Figure 5. a) Relative resistance of PEDOT:PSS humidity sensors (n = 4) on glass and cellulose substrates, plotted as a function of relative humidity at 25°C. b) Response–recovery curves for six cycles of a PEDOT:PSS humidity sensor printed on a cellulose substrate over the relative humidity range of 10–50%. c) Temperature dependence of the relative resistance of PEDOT:PSS-printed sensors on cellulose films at different concentrations of GOPS. d) Cyclic response of a temperature sensor fabricated by printing 5% GOPS on a cellulose substrate. e) Responses of a P sensor printed on a cellulose substrate during human exhalation and inhalation at different respiratory rates. f) An enlarged view of the highlighted curve in Figure 5e, showing the response and recovery times at a normal respiratory rate.
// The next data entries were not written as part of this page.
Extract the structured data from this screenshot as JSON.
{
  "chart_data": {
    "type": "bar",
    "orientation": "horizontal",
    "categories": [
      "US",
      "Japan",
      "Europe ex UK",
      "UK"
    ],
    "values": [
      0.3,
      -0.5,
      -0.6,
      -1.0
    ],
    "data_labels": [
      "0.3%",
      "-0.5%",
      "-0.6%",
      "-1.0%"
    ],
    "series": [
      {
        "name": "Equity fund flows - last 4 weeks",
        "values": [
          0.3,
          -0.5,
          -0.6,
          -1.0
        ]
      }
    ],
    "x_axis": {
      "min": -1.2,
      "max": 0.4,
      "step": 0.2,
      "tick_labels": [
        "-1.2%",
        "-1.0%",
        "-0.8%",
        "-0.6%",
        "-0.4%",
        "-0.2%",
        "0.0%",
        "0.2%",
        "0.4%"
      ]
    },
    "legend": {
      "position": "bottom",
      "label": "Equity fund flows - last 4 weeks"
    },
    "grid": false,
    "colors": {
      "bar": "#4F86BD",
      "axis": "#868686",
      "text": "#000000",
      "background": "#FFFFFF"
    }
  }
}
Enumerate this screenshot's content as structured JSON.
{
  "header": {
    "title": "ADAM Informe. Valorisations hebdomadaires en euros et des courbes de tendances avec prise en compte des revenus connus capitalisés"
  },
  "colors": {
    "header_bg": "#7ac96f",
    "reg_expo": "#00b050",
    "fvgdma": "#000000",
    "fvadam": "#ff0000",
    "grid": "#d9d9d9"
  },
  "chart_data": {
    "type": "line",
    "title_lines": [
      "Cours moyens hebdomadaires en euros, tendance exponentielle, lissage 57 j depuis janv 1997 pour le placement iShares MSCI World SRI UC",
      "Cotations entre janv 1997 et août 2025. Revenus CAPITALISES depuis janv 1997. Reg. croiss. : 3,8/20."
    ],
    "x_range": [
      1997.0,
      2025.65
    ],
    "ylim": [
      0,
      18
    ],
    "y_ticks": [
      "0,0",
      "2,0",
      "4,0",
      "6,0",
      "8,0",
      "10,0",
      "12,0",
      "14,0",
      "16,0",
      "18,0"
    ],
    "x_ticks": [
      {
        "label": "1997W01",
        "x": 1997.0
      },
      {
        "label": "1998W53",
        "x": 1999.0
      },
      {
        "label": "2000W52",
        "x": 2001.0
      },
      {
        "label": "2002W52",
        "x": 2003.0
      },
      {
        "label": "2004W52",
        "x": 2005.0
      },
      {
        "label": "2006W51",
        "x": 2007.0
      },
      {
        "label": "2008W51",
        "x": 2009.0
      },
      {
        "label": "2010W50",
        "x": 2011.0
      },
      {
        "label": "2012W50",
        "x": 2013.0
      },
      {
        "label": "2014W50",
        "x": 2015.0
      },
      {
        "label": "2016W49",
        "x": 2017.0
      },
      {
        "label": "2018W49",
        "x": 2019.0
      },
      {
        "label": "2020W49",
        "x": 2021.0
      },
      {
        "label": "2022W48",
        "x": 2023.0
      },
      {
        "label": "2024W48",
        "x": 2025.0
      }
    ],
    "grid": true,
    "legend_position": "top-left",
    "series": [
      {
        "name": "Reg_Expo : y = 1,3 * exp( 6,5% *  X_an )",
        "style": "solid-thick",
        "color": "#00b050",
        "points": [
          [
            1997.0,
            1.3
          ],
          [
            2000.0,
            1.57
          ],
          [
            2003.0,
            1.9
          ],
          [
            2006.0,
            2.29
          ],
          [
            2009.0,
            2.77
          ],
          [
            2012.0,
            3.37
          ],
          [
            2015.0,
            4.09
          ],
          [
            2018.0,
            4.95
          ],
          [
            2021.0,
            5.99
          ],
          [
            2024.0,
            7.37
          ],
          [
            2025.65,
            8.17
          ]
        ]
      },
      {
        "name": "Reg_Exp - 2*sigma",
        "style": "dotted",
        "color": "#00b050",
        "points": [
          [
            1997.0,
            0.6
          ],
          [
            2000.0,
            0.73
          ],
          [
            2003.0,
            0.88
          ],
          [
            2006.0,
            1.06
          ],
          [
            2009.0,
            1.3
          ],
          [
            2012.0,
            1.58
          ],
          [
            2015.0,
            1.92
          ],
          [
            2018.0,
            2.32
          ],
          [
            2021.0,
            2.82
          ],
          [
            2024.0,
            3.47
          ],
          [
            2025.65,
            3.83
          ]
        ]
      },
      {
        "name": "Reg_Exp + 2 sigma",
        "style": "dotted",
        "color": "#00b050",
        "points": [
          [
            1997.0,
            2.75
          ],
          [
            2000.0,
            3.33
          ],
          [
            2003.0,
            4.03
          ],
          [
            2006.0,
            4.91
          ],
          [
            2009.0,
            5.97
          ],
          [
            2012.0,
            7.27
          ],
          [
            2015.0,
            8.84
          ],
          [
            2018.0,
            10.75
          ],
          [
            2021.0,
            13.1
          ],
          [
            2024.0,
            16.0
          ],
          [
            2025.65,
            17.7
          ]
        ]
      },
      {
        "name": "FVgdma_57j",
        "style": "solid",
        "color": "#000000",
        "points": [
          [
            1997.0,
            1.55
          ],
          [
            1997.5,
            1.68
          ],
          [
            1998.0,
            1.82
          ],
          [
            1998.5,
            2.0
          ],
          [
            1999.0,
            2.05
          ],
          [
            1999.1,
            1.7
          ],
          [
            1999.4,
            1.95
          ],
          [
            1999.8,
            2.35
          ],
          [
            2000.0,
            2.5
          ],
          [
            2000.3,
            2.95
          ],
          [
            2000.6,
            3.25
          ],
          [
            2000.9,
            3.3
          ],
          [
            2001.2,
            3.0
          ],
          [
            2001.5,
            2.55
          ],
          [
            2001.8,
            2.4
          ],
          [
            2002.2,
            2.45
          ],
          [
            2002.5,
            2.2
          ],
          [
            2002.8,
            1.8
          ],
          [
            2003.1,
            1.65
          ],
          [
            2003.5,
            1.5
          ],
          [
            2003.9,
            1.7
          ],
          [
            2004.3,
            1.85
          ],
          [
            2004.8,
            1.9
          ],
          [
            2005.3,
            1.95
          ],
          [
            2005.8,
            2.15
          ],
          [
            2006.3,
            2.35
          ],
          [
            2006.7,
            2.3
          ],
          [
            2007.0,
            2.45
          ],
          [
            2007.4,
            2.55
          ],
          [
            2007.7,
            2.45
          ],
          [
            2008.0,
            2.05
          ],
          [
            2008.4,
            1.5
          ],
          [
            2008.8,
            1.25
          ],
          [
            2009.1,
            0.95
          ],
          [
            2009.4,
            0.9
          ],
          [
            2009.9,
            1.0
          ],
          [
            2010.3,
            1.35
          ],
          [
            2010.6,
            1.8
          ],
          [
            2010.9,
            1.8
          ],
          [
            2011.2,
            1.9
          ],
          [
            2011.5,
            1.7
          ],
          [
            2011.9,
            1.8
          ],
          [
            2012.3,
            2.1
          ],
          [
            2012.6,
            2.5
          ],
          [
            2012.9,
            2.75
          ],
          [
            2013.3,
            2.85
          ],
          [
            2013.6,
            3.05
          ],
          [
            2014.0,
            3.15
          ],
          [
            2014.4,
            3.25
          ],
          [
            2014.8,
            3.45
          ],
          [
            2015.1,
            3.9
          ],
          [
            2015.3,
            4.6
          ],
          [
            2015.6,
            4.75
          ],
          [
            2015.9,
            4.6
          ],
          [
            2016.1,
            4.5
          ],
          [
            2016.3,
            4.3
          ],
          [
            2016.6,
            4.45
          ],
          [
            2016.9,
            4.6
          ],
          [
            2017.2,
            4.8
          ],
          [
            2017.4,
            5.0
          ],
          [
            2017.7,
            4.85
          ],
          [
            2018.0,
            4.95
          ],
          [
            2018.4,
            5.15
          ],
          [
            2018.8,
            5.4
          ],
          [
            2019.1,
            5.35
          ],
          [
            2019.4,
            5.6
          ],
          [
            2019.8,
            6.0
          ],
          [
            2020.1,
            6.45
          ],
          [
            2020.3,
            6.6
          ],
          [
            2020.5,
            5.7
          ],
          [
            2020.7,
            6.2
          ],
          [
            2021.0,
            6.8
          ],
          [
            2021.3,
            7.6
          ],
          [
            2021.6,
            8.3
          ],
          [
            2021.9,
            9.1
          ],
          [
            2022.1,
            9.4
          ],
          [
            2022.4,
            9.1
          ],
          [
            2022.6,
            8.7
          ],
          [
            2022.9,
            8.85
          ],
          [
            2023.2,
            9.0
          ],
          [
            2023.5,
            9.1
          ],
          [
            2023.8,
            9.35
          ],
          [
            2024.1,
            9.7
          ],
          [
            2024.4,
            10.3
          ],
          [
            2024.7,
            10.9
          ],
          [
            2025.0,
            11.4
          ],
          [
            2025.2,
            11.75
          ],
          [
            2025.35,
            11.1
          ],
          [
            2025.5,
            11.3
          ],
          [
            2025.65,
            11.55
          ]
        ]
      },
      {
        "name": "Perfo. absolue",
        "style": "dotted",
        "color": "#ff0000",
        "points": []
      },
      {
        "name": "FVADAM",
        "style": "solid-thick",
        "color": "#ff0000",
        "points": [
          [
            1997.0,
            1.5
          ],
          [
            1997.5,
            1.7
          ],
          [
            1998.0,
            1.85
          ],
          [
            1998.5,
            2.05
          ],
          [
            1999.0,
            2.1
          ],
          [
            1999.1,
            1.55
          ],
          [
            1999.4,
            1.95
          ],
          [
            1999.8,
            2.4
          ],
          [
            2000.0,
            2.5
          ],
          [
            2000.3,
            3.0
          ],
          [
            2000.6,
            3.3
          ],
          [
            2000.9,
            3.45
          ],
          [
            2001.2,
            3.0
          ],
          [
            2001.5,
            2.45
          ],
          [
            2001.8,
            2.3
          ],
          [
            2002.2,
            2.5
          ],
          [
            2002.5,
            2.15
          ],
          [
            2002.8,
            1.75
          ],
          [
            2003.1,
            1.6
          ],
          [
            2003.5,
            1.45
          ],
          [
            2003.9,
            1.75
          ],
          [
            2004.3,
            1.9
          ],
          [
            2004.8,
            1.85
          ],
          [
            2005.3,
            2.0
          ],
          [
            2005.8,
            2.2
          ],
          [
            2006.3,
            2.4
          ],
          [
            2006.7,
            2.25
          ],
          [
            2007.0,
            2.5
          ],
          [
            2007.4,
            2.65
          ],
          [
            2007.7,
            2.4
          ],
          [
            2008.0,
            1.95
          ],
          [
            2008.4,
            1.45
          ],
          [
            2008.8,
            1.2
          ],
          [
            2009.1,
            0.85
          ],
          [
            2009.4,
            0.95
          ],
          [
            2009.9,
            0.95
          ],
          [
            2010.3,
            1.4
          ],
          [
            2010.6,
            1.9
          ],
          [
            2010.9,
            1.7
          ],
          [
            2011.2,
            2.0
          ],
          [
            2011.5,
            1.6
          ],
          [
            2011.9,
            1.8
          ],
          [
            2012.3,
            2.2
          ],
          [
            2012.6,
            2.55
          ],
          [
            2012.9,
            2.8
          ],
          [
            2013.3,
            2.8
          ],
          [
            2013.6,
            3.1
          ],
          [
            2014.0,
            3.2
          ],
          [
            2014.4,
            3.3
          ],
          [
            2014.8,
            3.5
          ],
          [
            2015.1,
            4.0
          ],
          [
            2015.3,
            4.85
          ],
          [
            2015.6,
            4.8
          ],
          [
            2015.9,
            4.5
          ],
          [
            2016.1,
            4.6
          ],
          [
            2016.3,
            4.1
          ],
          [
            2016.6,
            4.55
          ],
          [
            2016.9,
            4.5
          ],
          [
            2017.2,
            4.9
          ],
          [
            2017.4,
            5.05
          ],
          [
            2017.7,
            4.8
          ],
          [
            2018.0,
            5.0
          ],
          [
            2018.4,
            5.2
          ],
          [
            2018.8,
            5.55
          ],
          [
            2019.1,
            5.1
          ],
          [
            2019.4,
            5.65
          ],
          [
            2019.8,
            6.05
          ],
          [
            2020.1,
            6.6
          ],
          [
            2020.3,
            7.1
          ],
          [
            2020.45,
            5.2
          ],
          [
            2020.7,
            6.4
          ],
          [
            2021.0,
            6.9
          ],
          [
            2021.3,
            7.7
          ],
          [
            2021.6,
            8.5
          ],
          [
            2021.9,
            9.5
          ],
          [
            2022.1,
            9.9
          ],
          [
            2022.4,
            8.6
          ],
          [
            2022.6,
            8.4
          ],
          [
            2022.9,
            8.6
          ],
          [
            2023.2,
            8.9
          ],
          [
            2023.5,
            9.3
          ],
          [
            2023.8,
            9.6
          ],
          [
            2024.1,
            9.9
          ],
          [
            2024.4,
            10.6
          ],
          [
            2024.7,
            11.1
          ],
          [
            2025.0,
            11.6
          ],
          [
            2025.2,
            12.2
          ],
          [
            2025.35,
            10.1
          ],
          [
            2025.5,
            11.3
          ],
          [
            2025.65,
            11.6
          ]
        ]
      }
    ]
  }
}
Aerosol Jet Printing (AJP) technology, combined with biodegradable cellulose substrates and the remarkable polymer material PEDOT:PSS, has successfully enabled the fabrication of near‑“invisible,” environmentally friendly, and high‑performance temperature–humidity sensors. This breakthrough not only addresses the environmental challenges associated with materials and manufacturing in conventional sensors but, thanks to its miniaturization, high transparency, and multifunctional integration, also delivers revolutionary solutions for smart packaging, precision agriculture, wearable health monitoring, and intelligent building applications.

It points us toward a clear path: high-performance electronic devices can indeed coexist harmoniously with the sustainable development of our planet. When “green” and “smart” are seamlessly integrated, a future world built on eco-friendly, invisible, and ubiquitous sensors is rapidly coming into view. Aerosol Jet Printing (AJP) is undoubtedly the key that illuminates this vision of the future!